“Hey, you guys!”
“I am fixing to eat some crawfish!”
“I am going to go wait on line to buy tickets.”
“Hand me a soda.”
If you have no idea what I just said, yet you are fluent in the English language it may because of dialect. Dialect is a form of a language and almost all languages have dialects. How you speak relates directly to your geography and culture. Traveling across the United States will introduce you to this concept quickly as every region has a different way of speaking.
Researchers from Harvard called thousands of Americans on the phone. In this Dialect Video researchers verbally described certain words so that the participants would use the word they normally would in that situation. For example, they might ask “how would you address a group of two or more people?” The participants might respond by saying “y’all” or “you guys”. The researchers also created maps highlighting where certain words were used most frequently.
Ever wonder about your own dialect? Take this New York Times Dialect Quiz which is based off the survey used in the Harvard Dialect Study. The quiz is a great way for students to look at the topic in a personal way. At the end of the survey you will see maps that highlight where your dialect is located in the United States.

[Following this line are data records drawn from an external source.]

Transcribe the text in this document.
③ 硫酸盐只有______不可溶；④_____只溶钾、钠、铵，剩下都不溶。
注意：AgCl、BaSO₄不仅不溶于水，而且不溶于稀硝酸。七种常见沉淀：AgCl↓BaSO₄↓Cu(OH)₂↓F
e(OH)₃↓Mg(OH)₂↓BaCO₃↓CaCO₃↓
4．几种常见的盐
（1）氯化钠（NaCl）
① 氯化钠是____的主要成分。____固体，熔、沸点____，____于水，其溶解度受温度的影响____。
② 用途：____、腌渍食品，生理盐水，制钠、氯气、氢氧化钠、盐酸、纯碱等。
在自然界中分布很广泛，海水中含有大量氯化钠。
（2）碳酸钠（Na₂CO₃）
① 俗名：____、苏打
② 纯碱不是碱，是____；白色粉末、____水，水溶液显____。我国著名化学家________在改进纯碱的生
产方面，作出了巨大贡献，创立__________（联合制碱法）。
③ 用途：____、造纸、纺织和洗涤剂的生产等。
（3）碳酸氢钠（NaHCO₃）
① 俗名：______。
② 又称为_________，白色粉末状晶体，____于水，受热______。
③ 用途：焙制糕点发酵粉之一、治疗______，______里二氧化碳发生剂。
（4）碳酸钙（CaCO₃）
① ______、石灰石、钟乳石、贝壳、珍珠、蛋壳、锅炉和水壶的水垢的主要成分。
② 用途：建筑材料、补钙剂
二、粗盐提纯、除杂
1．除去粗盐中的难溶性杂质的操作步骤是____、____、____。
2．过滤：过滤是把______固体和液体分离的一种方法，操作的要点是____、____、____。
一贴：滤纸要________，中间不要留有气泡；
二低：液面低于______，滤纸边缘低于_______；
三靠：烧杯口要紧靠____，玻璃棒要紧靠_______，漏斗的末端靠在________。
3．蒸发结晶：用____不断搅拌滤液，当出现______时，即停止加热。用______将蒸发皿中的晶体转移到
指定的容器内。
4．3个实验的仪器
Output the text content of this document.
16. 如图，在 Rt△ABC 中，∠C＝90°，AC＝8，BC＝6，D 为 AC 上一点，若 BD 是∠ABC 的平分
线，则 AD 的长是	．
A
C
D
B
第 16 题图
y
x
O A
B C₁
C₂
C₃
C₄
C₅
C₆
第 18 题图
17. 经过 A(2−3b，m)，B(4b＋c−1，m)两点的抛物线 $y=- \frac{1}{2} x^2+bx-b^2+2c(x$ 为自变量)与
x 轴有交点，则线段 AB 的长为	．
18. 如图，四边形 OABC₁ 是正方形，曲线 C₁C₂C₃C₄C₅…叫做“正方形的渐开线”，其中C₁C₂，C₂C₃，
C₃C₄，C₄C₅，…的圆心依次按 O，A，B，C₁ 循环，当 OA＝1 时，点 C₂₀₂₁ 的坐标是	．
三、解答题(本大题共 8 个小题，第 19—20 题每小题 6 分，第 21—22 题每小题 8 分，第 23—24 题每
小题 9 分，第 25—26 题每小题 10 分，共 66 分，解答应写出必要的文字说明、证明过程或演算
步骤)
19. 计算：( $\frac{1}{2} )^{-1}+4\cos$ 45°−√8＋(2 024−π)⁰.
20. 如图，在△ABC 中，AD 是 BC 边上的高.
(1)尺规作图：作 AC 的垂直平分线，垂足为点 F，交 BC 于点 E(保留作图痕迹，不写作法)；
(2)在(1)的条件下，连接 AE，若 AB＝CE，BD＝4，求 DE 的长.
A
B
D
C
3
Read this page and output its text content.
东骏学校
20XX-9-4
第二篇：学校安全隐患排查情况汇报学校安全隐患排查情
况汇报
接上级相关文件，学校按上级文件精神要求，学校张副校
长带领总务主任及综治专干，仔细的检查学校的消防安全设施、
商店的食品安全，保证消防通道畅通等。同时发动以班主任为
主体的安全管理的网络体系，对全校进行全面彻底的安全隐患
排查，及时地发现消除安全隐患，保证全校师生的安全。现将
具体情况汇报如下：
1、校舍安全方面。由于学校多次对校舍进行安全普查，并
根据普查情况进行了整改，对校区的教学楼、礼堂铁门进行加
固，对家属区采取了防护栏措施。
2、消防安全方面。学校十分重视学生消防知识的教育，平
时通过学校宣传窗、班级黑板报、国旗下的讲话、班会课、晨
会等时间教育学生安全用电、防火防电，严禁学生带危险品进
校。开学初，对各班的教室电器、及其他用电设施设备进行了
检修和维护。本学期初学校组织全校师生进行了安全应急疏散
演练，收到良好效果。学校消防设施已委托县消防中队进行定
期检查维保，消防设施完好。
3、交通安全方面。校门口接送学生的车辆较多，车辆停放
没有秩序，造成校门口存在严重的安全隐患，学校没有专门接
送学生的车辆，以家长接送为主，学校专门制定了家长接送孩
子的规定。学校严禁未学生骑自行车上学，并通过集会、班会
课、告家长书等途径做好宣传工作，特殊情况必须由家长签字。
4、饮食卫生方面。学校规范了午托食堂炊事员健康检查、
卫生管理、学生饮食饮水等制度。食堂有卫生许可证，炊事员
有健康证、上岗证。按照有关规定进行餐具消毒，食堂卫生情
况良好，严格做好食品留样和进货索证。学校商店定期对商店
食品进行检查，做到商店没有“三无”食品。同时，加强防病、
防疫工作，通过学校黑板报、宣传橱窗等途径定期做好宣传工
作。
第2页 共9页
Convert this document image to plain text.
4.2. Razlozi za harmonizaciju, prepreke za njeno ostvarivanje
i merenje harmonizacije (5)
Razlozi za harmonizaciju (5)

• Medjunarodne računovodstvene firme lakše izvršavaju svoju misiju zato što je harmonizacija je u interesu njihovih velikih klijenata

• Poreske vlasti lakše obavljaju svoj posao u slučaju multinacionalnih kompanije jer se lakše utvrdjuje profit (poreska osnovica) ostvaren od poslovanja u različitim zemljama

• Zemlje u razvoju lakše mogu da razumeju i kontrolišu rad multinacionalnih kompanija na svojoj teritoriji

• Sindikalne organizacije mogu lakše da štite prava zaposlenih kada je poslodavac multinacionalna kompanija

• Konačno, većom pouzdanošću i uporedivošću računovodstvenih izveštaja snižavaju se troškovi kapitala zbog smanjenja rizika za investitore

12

- Use the Dialect Video and New York Times Dialect Quiz in the same lesson since many of the questions are the same.
- Pause the video to discuss certain words and ask the class to say the word to see if there are differences within the class.
- Focus on the maps in the video. Again you may need to pause the video to pay more attention to the frames with the maps.
- Discuss everyone’s results at the end of the survey. You may find that students will get different results from the rest of the class if they have family from other regions of the country.